Governor Hochul also knows that the new Mayor of New York City, Eric Adams, a former police officer, ran successfully on a “law and order” platform blasting the 2019 Bail Reform as making the streets of New York a more dangerous place.

The 2019 Bail Reform, among other restrictions, told judges that they had to use the “least restrictive” option to try to secure the defendant’s return to Court. Attorneys for defendants would use this new “least restrictive” language to challenge the decisions of judges. If the judge set bail at $5,000, for example, the defense attorney would argue that either a lower bail of say $500 or releasing the defendant under the Supervision of Probation (RUS), would be the “least restrictive” terms of release. If the judge initially ordered the defendant released under the Supervision of Probation, the defense attorney would argue with the judge that RUS was not the “lease restrictive” option to try to have the defendant return to Court but that the defendant should be simply released on their own recognizance.
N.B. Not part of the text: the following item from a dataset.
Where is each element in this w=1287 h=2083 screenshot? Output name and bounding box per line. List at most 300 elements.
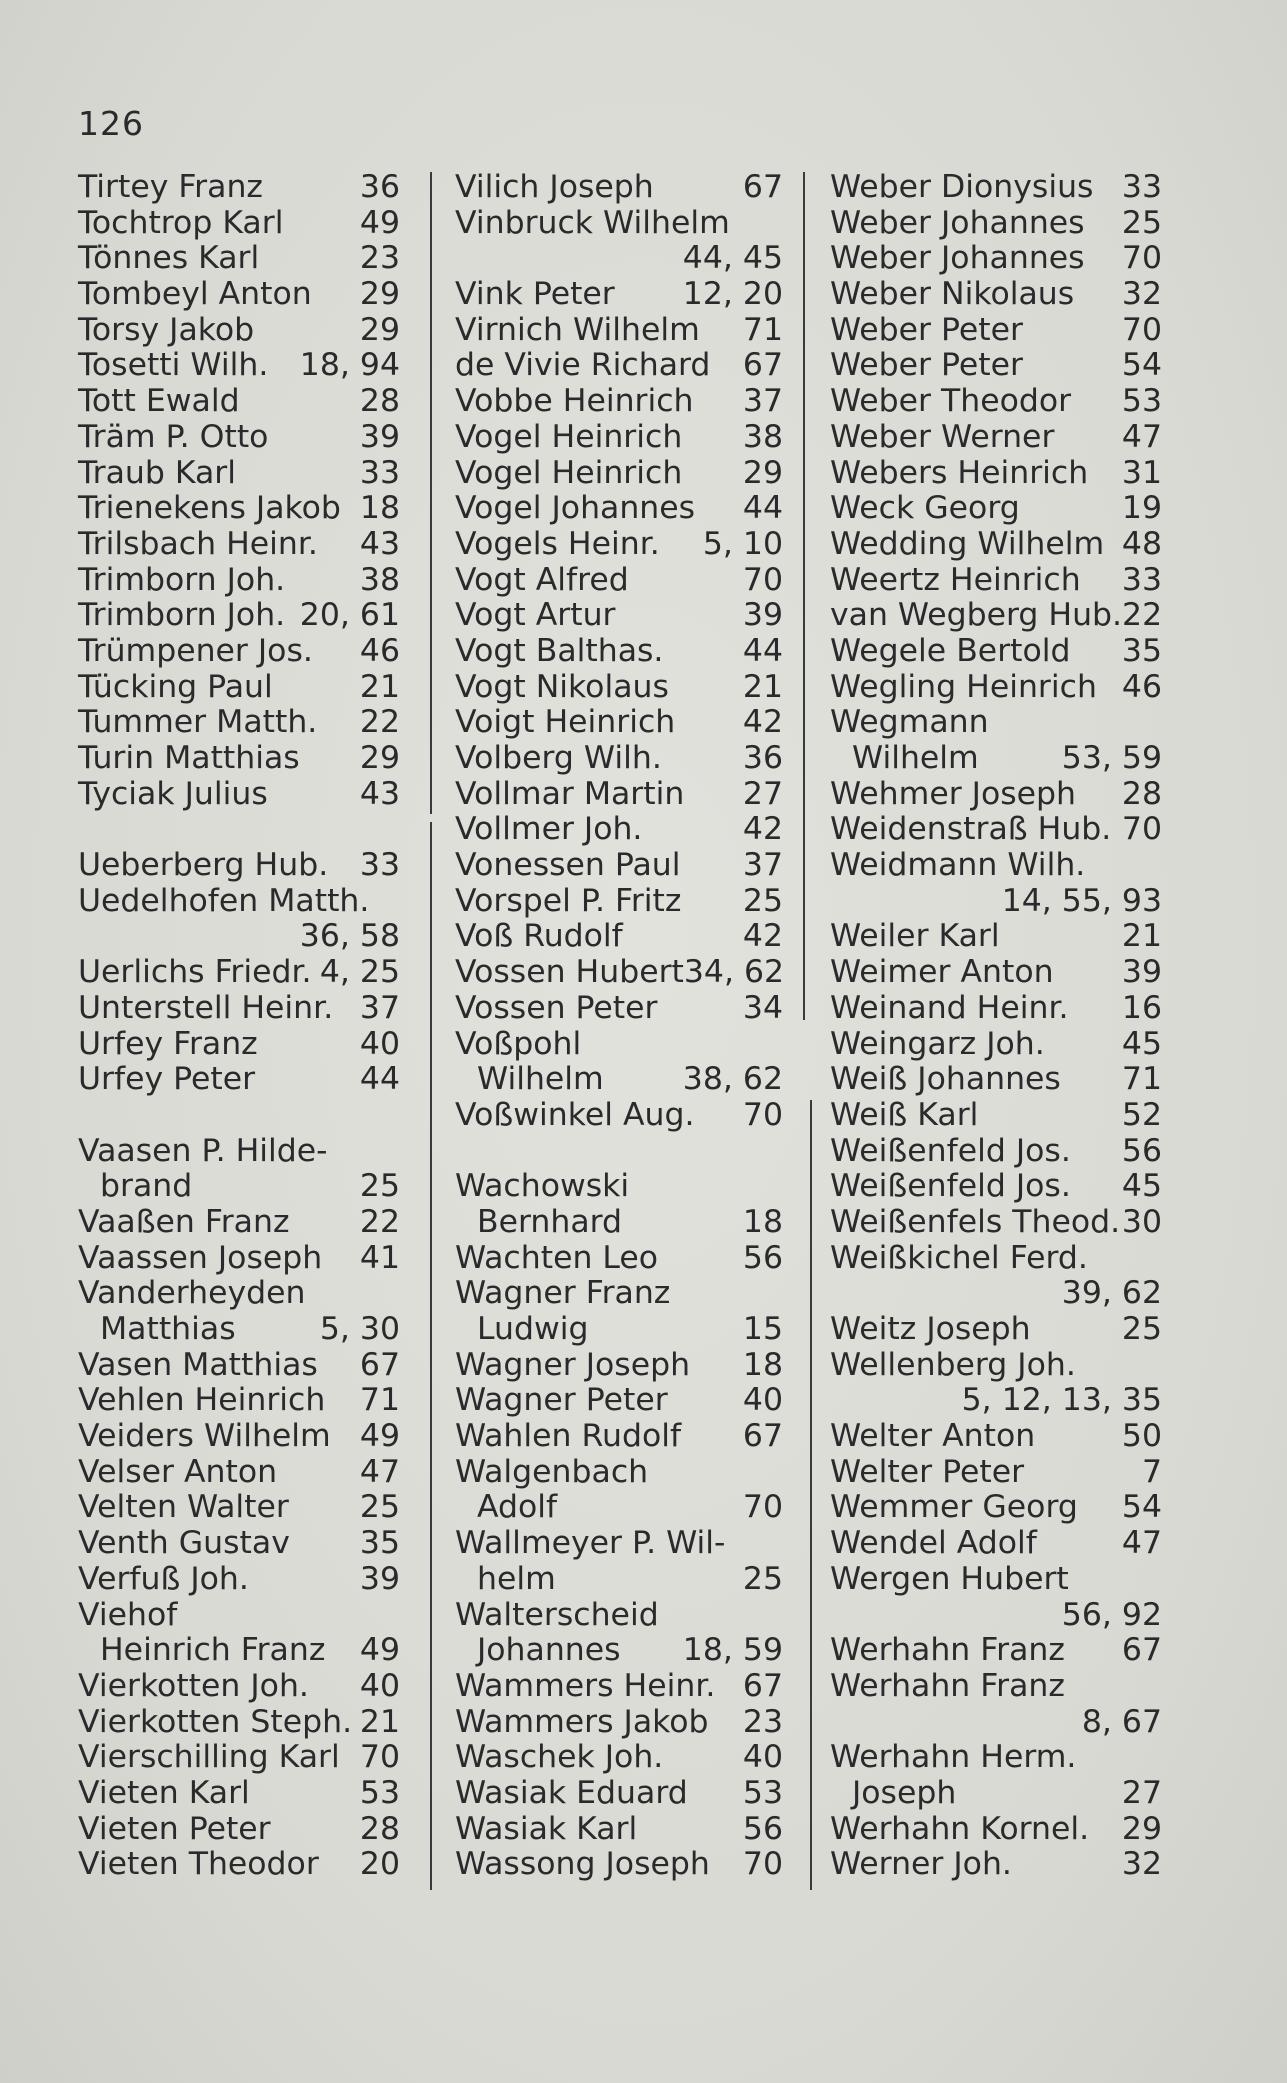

Although many in the NY Assembly and Senate in 2023 did not want to further “toughen” the 2019 Bail Reform, Governor Hochul held firm for the elimination of the “least restrictive” standard that was “handcuffing” judges.

Some in New York now complain that the State did not add a “dangerousness” standard for judges to set bail. The lack of a “dangerousness” reason to set bail, however, goes all the way back to 1971.

In 1971 a Republican State Assembly and a Republican State Senate passed a bail reform law, signed by the Republican Governor, making New York the only state that prohibits judges from considering the defendant’s dangerousness or threat to public safety in setting bail. Judges are to set bail only to secure the defendant’s return to court for future proceedings.

A non-lawyer friend of mine observed that in all the debate about Bail Reform this spring, the underlying issue of biased judges was not ever addressed. I agree.

The purpose of bail reform in 2019 was to prevent young, low income males of color from being treated differently than other people charged with the same kind of crime. The recurring image of a young man of color, charged with a minor crime, languishing in New York City’s Riker’s Island simply for being unable to make bail and becoming “lost” in the system was a tragic one.

By 2019, some downstate legislators had become more concerned with some biased judges rather than with criminal defendants being back on the streets of their neighborhood within hours of their arrests.

It is well to point out that political backlash from both Democrats and Republicans led the State Legislators to make some changes for the better in early 2021. Some additional crimes were added to the list that judges could impose bail on. With these changes, as a City Court Judge, I felt I could better protect the community. The overall concept of giving judges very little discretion, however, was preserved.

The 2023 reform of bail reform gives back to judges much more discretion in setting bail.

Apparently, however, nothing has been done to identify judges who let their own personal bias influence the setting of bail on some category of defendants and not on others.

The Unified State Court System has the ability to statistically identify judges who show bias or discrimination in setting bail. The Court System must deal severely with these judges.

If the Unified State Court System, which is a huge and expensive bureaucracy, had identified and rooted out bad judges prior to 2019, the New York State Legislature would probably have had no reason to impose “bail reform” at all.

Every profession has trouble policing and disciplining its own members for bad, unprofessional conduct.

While the Uniform State Court System has the technological ability and great administrative resources to identify and weed out biased judges, it apparently has been ineffective in doing so.

Perhaps an independent and unbiased entity, such as the N.Y. State Comptroller or an Inspector General, could be given the authority to monitor the bail decisions of judges.

If all New Yorkers of all colors, religions, and ethnicity had faith in “equal justice under law” in New York courtrooms the issue of bail would fade away.

Fred Larson is a 1976 Yale Law School graduate and a retired Jamestown City Court Judge.